Palestine: A Personal History
Karl Sabbagh, . . Grove, $24 (366pp) ISBN 978-0-8021-1842-4
Sabbagh, a writer and television producer of English and Palestinian descent, combines his family history and the political history of Palestine, tracing what he forcefully argues is the much misunderstood story of the resistance and dispossession of 700,000 Arab Palestinians in the face of a European-centered Zionist movement. Sabbagh has a colorful family past to draw on, as the son of Isa Sabbagh, a well-known voice on the BBC's Arab Service in the 1940s and a direct descendant of Ibrahim Sabbagh, unsavory chief minister to Daher al-Omar, a local 18th-century ruler labeled "First King of Palestine." But the personal narrative serves a larger purpose: to underscore the continuity of a predominantly Arab Palestinian presence and culture going back centuries (in contrast to Zionism's biblical claims to the same land).
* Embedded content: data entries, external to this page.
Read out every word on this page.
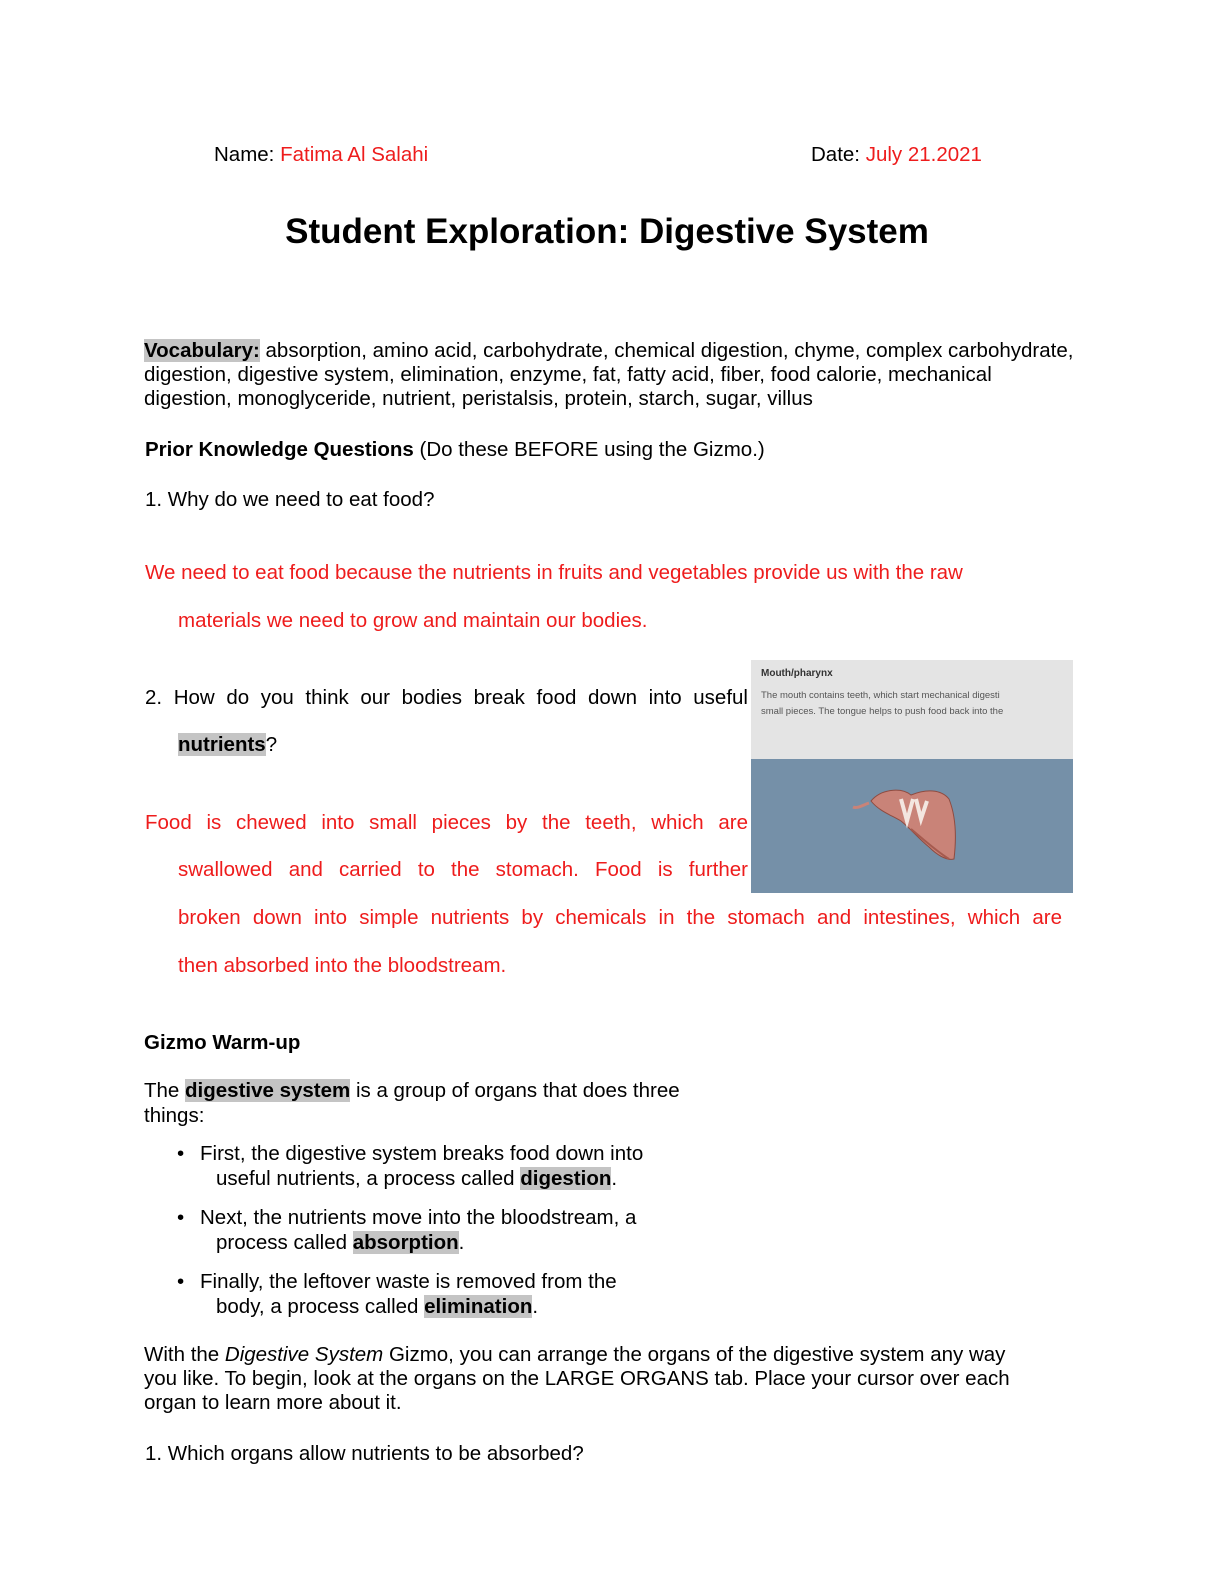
Name: Fatima Al Salahi	Date: July 21.2021
Student Exploration: Digestive System
Vocabulary: absorption, amino acid, carbohydrate, chemical digestion, chyme, complex carbohydrate, digestion, digestive system, elimination, enzyme, fat, fatty acid, fiber, food calorie, mechanical digestion, monoglyceride, nutrient, peristalsis, protein, starch, sugar, villus
Prior Knowledge Questions (Do these BEFORE using the Gizmo.)
1. Why do we need to eat food?
We need to eat food because the nutrients in fruits and vegetables provide us with the raw
materials we need to grow and maintain our bodies.
2. How do you think our bodies break food down into useful
nutrients?
Food is chewed into small pieces by the teeth, which are
swallowed and carried to the stomach. Food is further
broken down into simple nutrients by chemicals in the stomach and intestines, which are
then absorbed into the bloodstream.
Mouth/pharynx
The mouth contains teeth, which start mechanical digesti
small pieces. The tongue helps to push food back into the
Gizmo Warm-up
The digestive system is a group of organs that does three
things:
• First, the digestive system breaks food down into
useful nutrients, a process called digestion.
• Next, the nutrients move into the bloodstream, a
process called absorption.
• Finally, the leftover waste is removed from the
body, a process called elimination.
With the Digestive System Gizmo, you can arrange the organs of the digestive system any way
you like. To begin, look at the organs on the LARGE ORGANS tab. Place your cursor over each
organ to learn more about it.
1. Which organs allow nutrients to be absorbed?
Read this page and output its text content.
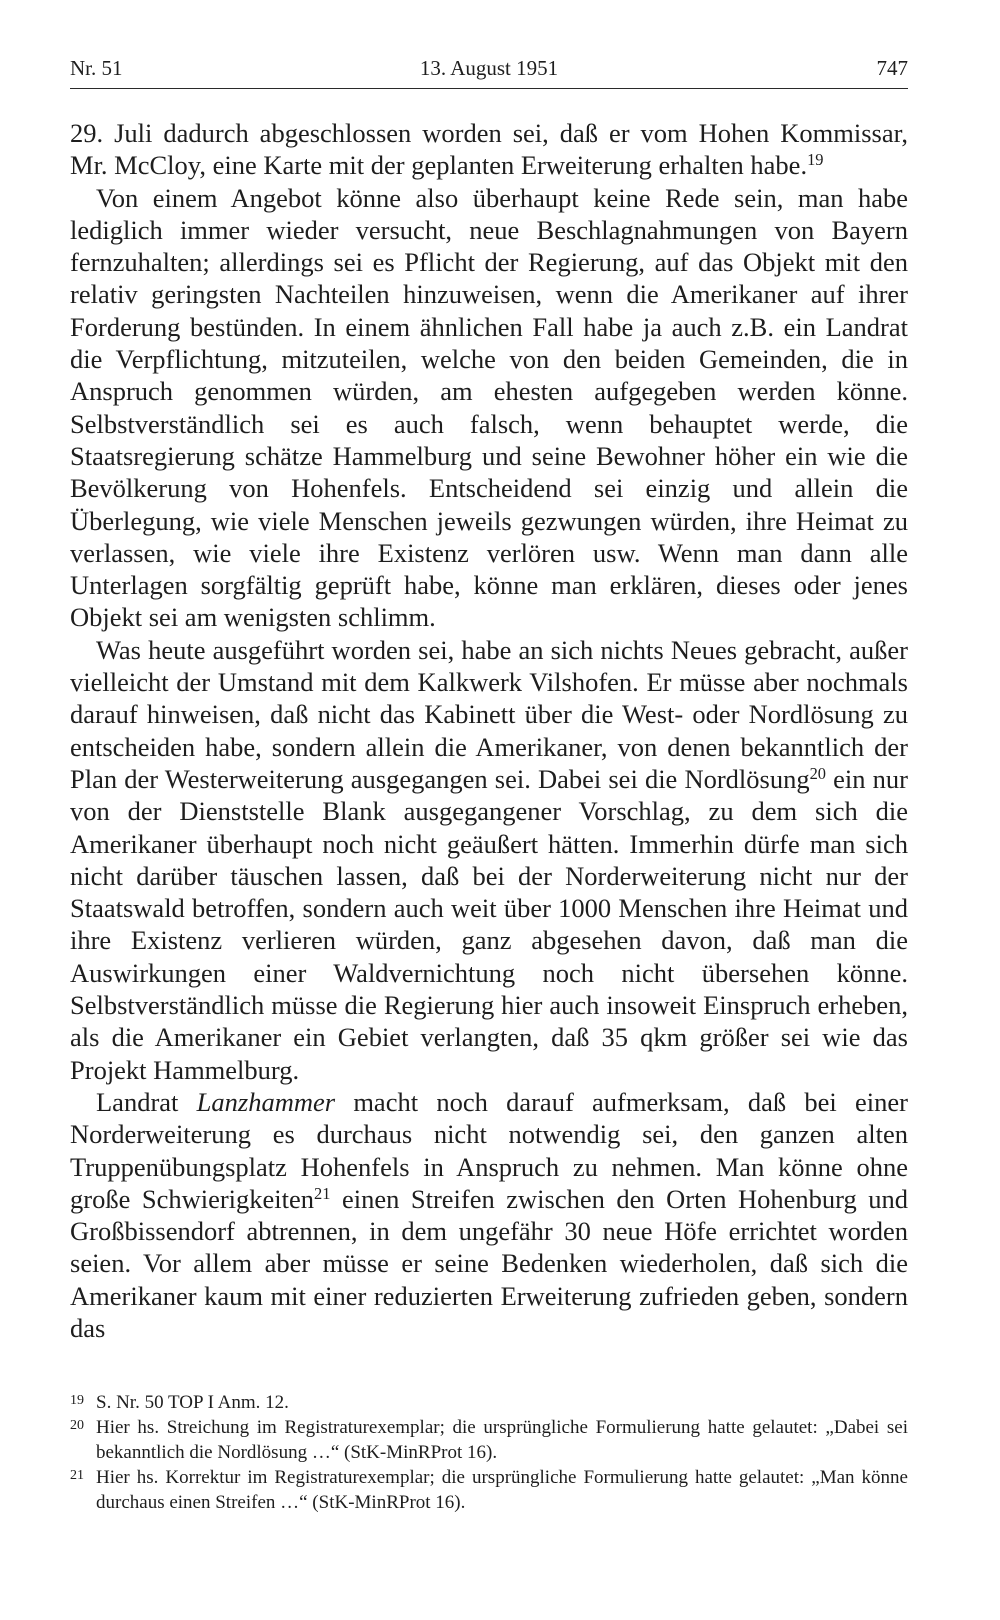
Nr. 51	13. August 1951	747

29. Juli dadurch abgeschlossen worden sei, daß er vom Hohen Kommissar, Mr. McCloy, eine Karte mit der geplanten Erweiterung erhalten habe.$^{19}$

Von einem Angebot könne also überhaupt keine Rede sein, man habe lediglich immer wieder versucht, neue Beschlagnahmungen von Bayern fernzuhalten; allerdings sei es Pflicht der Regierung, auf das Objekt mit den relativ geringsten Nachteilen hinzuweisen, wenn die Amerikaner auf ihrer Forderung bestünden. In einem ähnlichen Fall habe ja auch z.B. ein Landrat die Verpflichtung, mitzuteilen, welche von den beiden Gemeinden, die in Anspruch genommen würden, am ehesten aufgegeben werden könne. Selbstverständlich sei es auch falsch, wenn behauptet werde, die Staatsregierung schätze Hammelburg und seine Bewohner höher ein wie die Bevölkerung von Hohenfels. Entscheidend sei einzig und allein die Überlegung, wie viele Menschen jeweils gezwungen würden, ihre Heimat zu verlassen, wie viele ihre Existenz verlören usw. Wenn man dann alle Unterlagen sorgfältig geprüft habe, könne man erklären, dieses oder jenes Objekt sei am wenigsten schlimm.

Was heute ausgeführt worden sei, habe an sich nichts Neues gebracht, außer vielleicht der Umstand mit dem Kalkwerk Vilshofen. Er müsse aber nochmals darauf hinweisen, daß nicht das Kabinett über die West- oder Nordlösung zu entscheiden habe, sondern allein die Amerikaner, von denen bekanntlich der Plan der Westerweiterung ausgegangen sei. Dabei sei die Nordlösung$^{20}$ ein nur von der Dienststelle Blank ausgegangener Vorschlag, zu dem sich die Amerikaner überhaupt noch nicht geäußert hätten. Immerhin dürfe man sich nicht darüber täuschen lassen, daß bei der Norderweiterung nicht nur der Staatswald betroffen, sondern auch weit über 1000 Menschen ihre Heimat und ihre Existenz verlieren würden, ganz abgesehen davon, daß man die Auswirkungen einer Waldvernichtung noch nicht übersehen könne. Selbstverständlich müsse die Regierung hier auch insoweit Einspruch erheben, als die Amerikaner ein Gebiet verlangten, daß 35 qkm größer sei wie das Projekt Hammelburg.

Landrat Lanzhammer macht noch darauf aufmerksam, daß bei einer Norderweiterung es durchaus nicht notwendig sei, den ganzen alten Truppenübungsplatz Hohenfels in Anspruch zu nehmen. Man könne ohne große Schwierigkeiten$^{21}$ einen Streifen zwischen den Orten Hohenburg und Großbissendorf abtrennen, in dem ungefähr 30 neue Höfe errichtet worden seien. Vor allem aber müsse er seine Bedenken wiederholen, daß sich die Amerikaner kaum mit einer reduzierten Erweiterung zufrieden geben, sondern das

19 S. Nr. 50 TOP I Anm. 12.
20 Hier hs. Streichung im Registraturexemplar; die ursprüngliche Formulierung hatte gelautet: „Dabei sei bekanntlich die Nordlösung …“ (StK-MinRProt 16).
21 Hier hs. Korrektur im Registraturexemplar; die ursprüngliche Formulierung hatte gelautet: „Man könne durchaus einen Streifen …“ (StK-MinRProt 16).
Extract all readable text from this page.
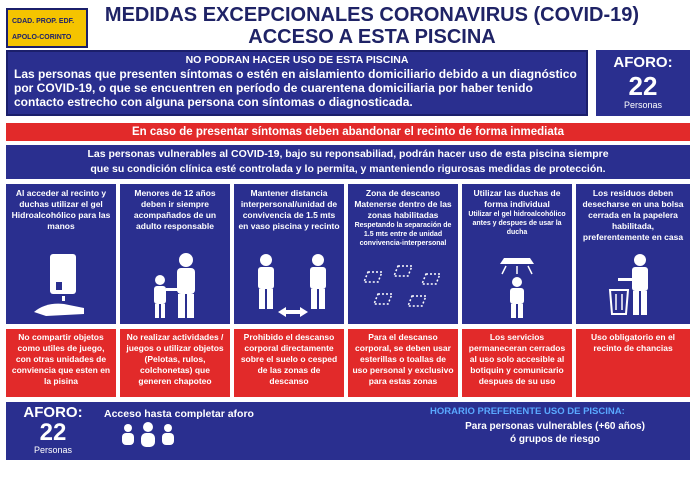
CDAD. PROP. EDF.
APOLO-CORINTO
MEDIDAS EXCEPCIONALES CORONAVIRUS (COVID-19)
ACCESO A ESTA PISCINA
NO PODRAN HACER USO DE ESTA PISCINA
Las personas que presenten síntomas o estén en aislamiento domiciliario debido a un diagnóstico por COVID-19, o que se encuentren en período de cuarentena domiciliaria por haber tenido contacto estrecho con alguna persona con síntomas o diagnosticada.
AFORO:
22
Personas
En caso de presentar síntomas deben abandonar el recinto de forma inmediata
Las personas vulnerables al COVID-19, bajo su reponsabiliad, podrán hacer uso de esta piscina siempre
que su condición clínica esté controlada y lo permita, y manteniendo rigurosas medidas de protección.
Al acceder al recinto y duchas utilizar el gel Hidroalcohólico para las manos
Menores de 12 años deben ir siempre acompañados de un adulto responsable
Mantener distancia interpersonal/unidad de convivencia de 1.5 mts en vaso piscina y recinto
Zona de descanso Matenerse dentro de las zonas habilitadas
Respetando la separación de 1.5 mts entre de unidad convivencia-interpersonal
Utilizar las duchas de forma individual
Utilizar el gel hidroalcohólico antes y despues de usar la ducha
Los residuos deben desecharse en una bolsa cerrada en la papelera habilitada, preferentemente en casa
No compartir objetos como utiles de juego, con otras unidades de conviencia que esten en la pisina
No realizar actividades / juegos o utilizar objetos (Pelotas, rulos, colchonetas) que generen chapoteo
Prohibido el descanso corporal directamente sobre el suelo o cesped de las zonas de descanso
Para el descanso corporal, se deben usar esterillas o toallas de uso personal y exclusivo para estas zonas
Los servicios permaneceran cerrados al uso solo accesible al botiquin y comunicario despues de su uso
Uso obligatorio en el recinto de chancias
AFORO:
22
Personas
Acceso hasta completar aforo	HORARIO PREFERENTE USO DE PISCINA:
Para personas vulnerables (+60 años)
ó grupos de riesgo
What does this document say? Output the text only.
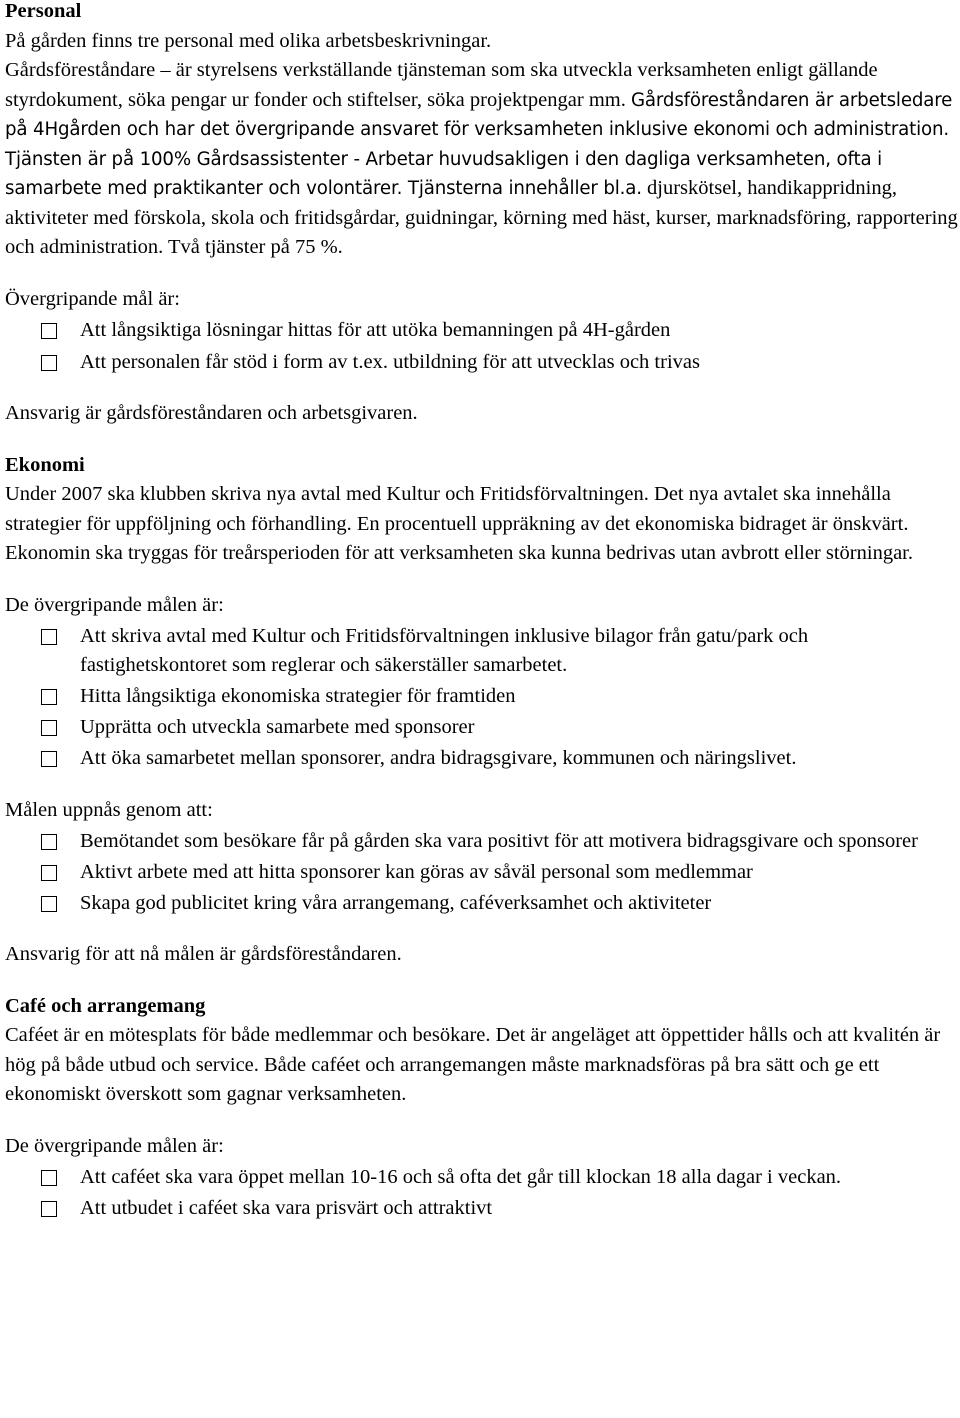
Personal

På gården finns tre personal med olika arbetsbeskrivningar.
Gårdsföreståndare – är styrelsens verkställande tjänsteman som ska utveckla verksamheten enligt gällande styrdokument, söka pengar ur fonder och stiftelser, söka projektpengar mm. Gårdsföreståndaren är arbetsledare på 4Hgården och har det övergripande ansvaret för verksamheten inklusive ekonomi och administration. Tjänsten är på 100% Gårdsassistenter - Arbetar huvudsakligen i den dagliga verksamheten, ofta i samarbete med praktikanter och volontärer. Tjänsterna innehåller bl.a. djurskötsel, handikappridning, aktiviteter med förskola, skola och fritidsgårdar, guidningar, körning med häst, kurser, marknadsföring, rapportering och administration. Två tjänster på 75 %.

Övergripande mål är:

Att långsiktiga lösningar hittas för att utöka bemanningen på 4H-gården
Att personalen får stöd i form av t.ex. utbildning för att utvecklas och trivas

Ansvarig är gårdsföreståndaren och arbetsgivaren.

Ekonomi

Under 2007 ska klubben skriva nya avtal med Kultur och Fritidsförvaltningen. Det nya avtalet ska innehålla strategier för uppföljning och förhandling. En procentuell uppräkning av det ekonomiska bidraget är önskvärt. Ekonomin ska tryggas för treårsperioden för att verksamheten ska kunna bedrivas utan avbrott eller störningar.

De övergripande målen är:

Att skriva avtal med Kultur och Fritidsförvaltningen inklusive bilagor från gatu/park och fastighetskontoret som reglerar och säkerställer samarbetet.
Hitta långsiktiga ekonomiska strategier för framtiden
Upprätta och utveckla samarbete med sponsorer
Att öka samarbetet mellan sponsorer, andra bidragsgivare, kommunen och näringslivet.

Målen uppnås genom att:

Bemötandet som besökare får på gården ska vara positivt för att motivera bidragsgivare och sponsorer
Aktivt arbete med att hitta sponsorer kan göras av såväl personal som medlemmar
Skapa god publicitet kring våra arrangemang, caféverksamhet och aktiviteter

Ansvarig för att nå målen är gårdsföreståndaren.

Café och arrangemang

Caféet är en mötesplats för både medlemmar och besökare. Det är angeläget att öppettider hålls och att kvalitén är hög på både utbud och service. Både caféet och arrangemangen måste marknadsföras på bra sätt och ge ett ekonomiskt överskott som gagnar verksamheten.

De övergripande målen är:

Att caféet ska vara öppet mellan 10-16 och så ofta det går till klockan 18 alla dagar i veckan.
Att utbudet i caféet ska vara prisvärt och attraktivt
While the narrative also uncovers a century of ill treatment and injustice meted out to Palestinians, Sabbagh emphasizes the long-standing harmony between Arabs (Muslim and Christian) and the small indigenous Jewish population in Palestine, including many acts of solidarity amid growing tensions. Carefully researched and engaging, his memoir offers a vital yet unfamiliar perspective on the ongoing Israeli-Palestinian conflict and a heartfelt, judicious invitation to dialogue.